The 93-year-old monarch was pictured on Tuesday (local time) donning white gloves as she honoured many Brits and fastened medals on them.
According to British media, while the Queen regularly wears gloves out in public, it is highly unusual for her to do so at such a ceremony. Media outlets Royal Central and The Daily Mail go as far as to say it is the first time she has ever worn gloves at the event. However, The Sun says The Queen wore gloves at a knighting ceremony in 1954.
ITV reports she hasn't worn gloves at an investiture in at least the last decade.

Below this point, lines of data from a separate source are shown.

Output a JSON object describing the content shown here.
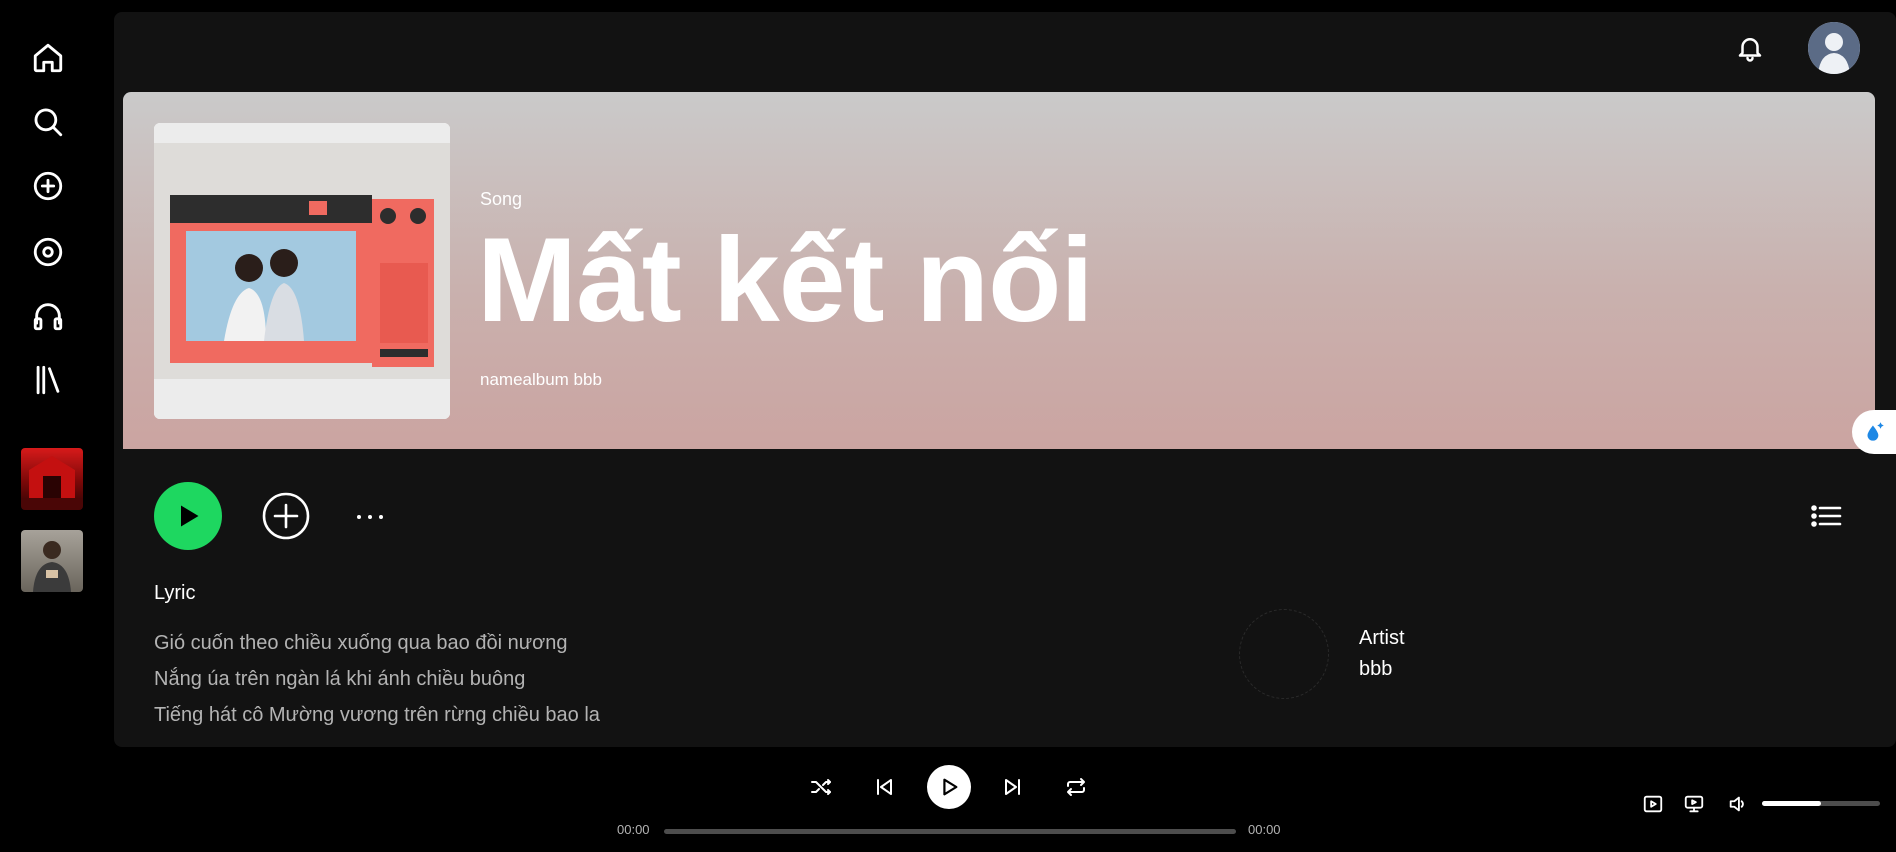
{
  "sidebar": {
    "nav": [
      {
        "name": "home",
        "icon": "home-icon"
      },
      {
        "name": "search",
        "icon": "search-icon"
      },
      {
        "name": "create",
        "icon": "plus-circle-icon"
      },
      {
        "name": "albums",
        "icon": "disc-icon"
      },
      {
        "name": "podcasts",
        "icon": "headphones-icon"
      },
      {
        "name": "library",
        "icon": "library-icon"
      }
    ],
    "library_items": [
      {
        "name": "library-item-red-cover",
        "color": "#b01818"
      },
      {
        "name": "library-item-artist-photo",
        "color": "#6d6a62"
      }
    ]
  },
  "header": {
    "notifications_icon": "bell-icon",
    "avatar_icon": "user-avatar-icon"
  },
  "song": {
    "type_label": "Song",
    "title": "Mất kết nối",
    "meta": "namealbum bbb",
    "hero_gradient": [
      "#cacaca",
      "#cba4a1"
    ]
  },
  "actions": {
    "play_icon": "play-icon",
    "add_icon": "plus-circle-icon",
    "more_icon": "more-dots-icon",
    "list_icon": "list-icon",
    "play_color": "#1ed760"
  },
  "lyrics": {
    "title": "Lyric",
    "lines": [
      "Gió cuốn theo chiều xuống qua bao đồi nương",
      "Nắng úa trên ngàn lá khi ánh chiều buông",
      "Tiếng hát cô Mường vương trên rừng chiều bao la"
    ]
  },
  "artist": {
    "label": "Artist",
    "name": "bbb"
  },
  "player": {
    "current_time": "00:00",
    "total_time": "00:00",
    "progress": 0,
    "volume": 0.5
  }
}
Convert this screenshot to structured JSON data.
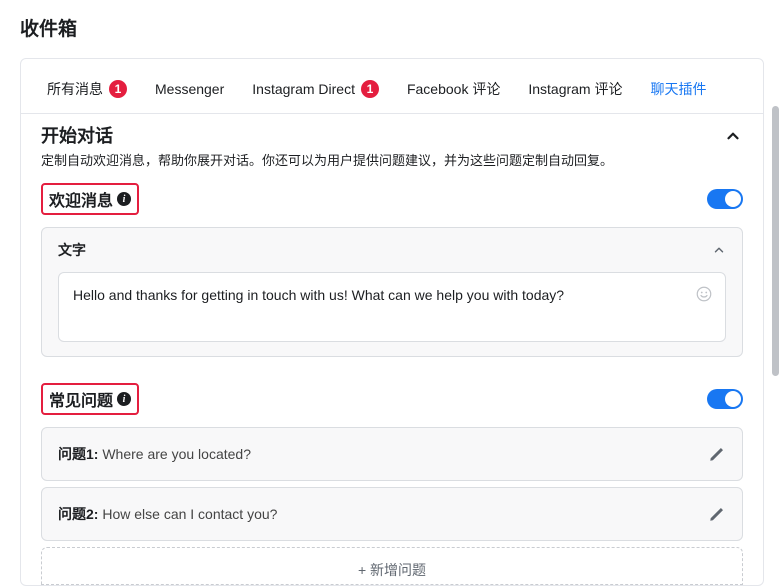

Buckingham Palace has declined to comment on whether the gloves were a response to the deadly coronavirus, which is understood to be most harmful to the elderly and those with pre-existing health conditions.
Joe Little, managing editor of Majesty magazine, was cited by ITV as saying: "The Queen doesn't wear gloves at investitures, but it's a sensible precaution.
"She's six or so weeks away from her 94th birthday and she’s at an age when she’s susceptible to such a virus."
Other royals, including Prince Charles and the Duke and Duchess of Cambridge, were pictured without gloves at other events.
The number of people in the UK with COVID-19 has risen to 51. It comes as the nation releases its plan to curb the spread, which includes possibly implementing measures like school closures, cancelling events, and limiting the use of public transport.
Prime Minister Boris Johnson has warned that the number of cases could jump substantially.
"The most important thing now is that we prepare against a possible very significant expansion of coronavirus in the UK population," he was cited by the BBC as saying.
He believes it is more likely than not that the country will face a "challenge" in the coming weeks and months, but says he felt reassured by the nation's health service.
Johnson pointed out the importance of washing your hands, the primary advice of most health departments around the world.